Ron has my full support and endorsement.
This is not a person I would vote for ever. He fouled up the Gas City settlement and cost the district a lot of money. I was at the hearing they allowed the public in. He has not been honest as a Concord council member and milked the Concord
community Hospital district of every dime he could. Has experience yes but nothing about it is commendable. He is also responsible for the mess with the awarding of the Concord Naval Weapons Construction to a very questionable company even though at some point he had to recuse himself.
great! another “feed at the trough” pro union hack. We need to stop sending admin types to higher office. it’s the same old same old. don’t expect change til we the voters force it. stop promoting failure upwards!
I have known Ron for many years. He is one of the most honest, sincere people out there. He has always looked out for, and done the best for his community, the schools and the children he serves. Ron is a man of honor. One that you can trust to make the hard decisions.

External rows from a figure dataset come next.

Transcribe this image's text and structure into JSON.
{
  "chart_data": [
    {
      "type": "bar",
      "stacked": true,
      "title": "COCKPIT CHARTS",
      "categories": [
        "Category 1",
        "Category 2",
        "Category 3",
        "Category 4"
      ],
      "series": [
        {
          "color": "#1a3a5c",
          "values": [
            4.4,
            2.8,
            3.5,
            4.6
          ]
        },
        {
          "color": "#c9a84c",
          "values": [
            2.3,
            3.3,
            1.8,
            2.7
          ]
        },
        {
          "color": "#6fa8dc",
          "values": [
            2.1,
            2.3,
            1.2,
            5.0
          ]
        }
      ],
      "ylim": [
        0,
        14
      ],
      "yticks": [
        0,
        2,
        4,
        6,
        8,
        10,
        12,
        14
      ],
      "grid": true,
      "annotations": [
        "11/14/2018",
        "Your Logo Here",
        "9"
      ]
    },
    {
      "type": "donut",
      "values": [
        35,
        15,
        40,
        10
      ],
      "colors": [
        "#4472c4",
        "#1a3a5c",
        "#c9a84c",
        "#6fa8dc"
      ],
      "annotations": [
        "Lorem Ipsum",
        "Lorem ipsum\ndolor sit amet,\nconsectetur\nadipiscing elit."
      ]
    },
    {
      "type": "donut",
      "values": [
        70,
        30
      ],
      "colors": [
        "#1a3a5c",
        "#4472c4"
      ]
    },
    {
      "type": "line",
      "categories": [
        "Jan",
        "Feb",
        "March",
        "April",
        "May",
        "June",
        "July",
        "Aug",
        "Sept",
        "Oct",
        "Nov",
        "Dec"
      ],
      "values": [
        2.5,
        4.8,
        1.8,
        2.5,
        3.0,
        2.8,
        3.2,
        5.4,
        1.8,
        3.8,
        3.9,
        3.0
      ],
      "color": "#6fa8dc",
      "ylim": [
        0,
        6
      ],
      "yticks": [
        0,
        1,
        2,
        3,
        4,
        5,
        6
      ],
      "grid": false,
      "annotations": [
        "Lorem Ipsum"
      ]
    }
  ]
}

As a Concord City Council person Leone has been awful, especially in the area of steering tax dollars back to residents. Leone has done nothing to replace Concord’s tiny rat-trap library, a library many call the “Shame of the City”. His primary – only focus really – has been working to raise the pay and pension packages of police officers. He is almost completely controlled by the PD labor union. When a big vote takes place he has to make a phone call to the PD labor union bosses to get his marching orders. Locals call the police department labor union bosses Leone’s “overlords”. Leone’s claim to fame while serving on the council is his “work” getting huge sums of money to fight criminal gangs. In fact, we don’t have a gang problem in Concord, homes are 650K and up, gang members can’t afford to live in Concord, any more than they can afford to live in Orinda or Lafayette. The PD has manufactured Concord’s “gang problem” to keep the PD budget sky high. The huge sums of money flowing into the PD – to fight pretend gangs – is being used to hike PD wages into the stratosphere, and to finance 140,000 PD managers, who will be retiring with 120 K pensions (for life) The big losers have been Concord’s children. The council has catered to adults only – notably Concord’s seniors – they have the votes, children can’t vote so they get nothing out of Leone and his cronies on the Concord Council. I can’t think of a worse guy to elect Superintendant, he cares nothing about kids, he doesn’t listen – accept to FATCATS who write big campaign checks, and to the greedy Concord PD labor union.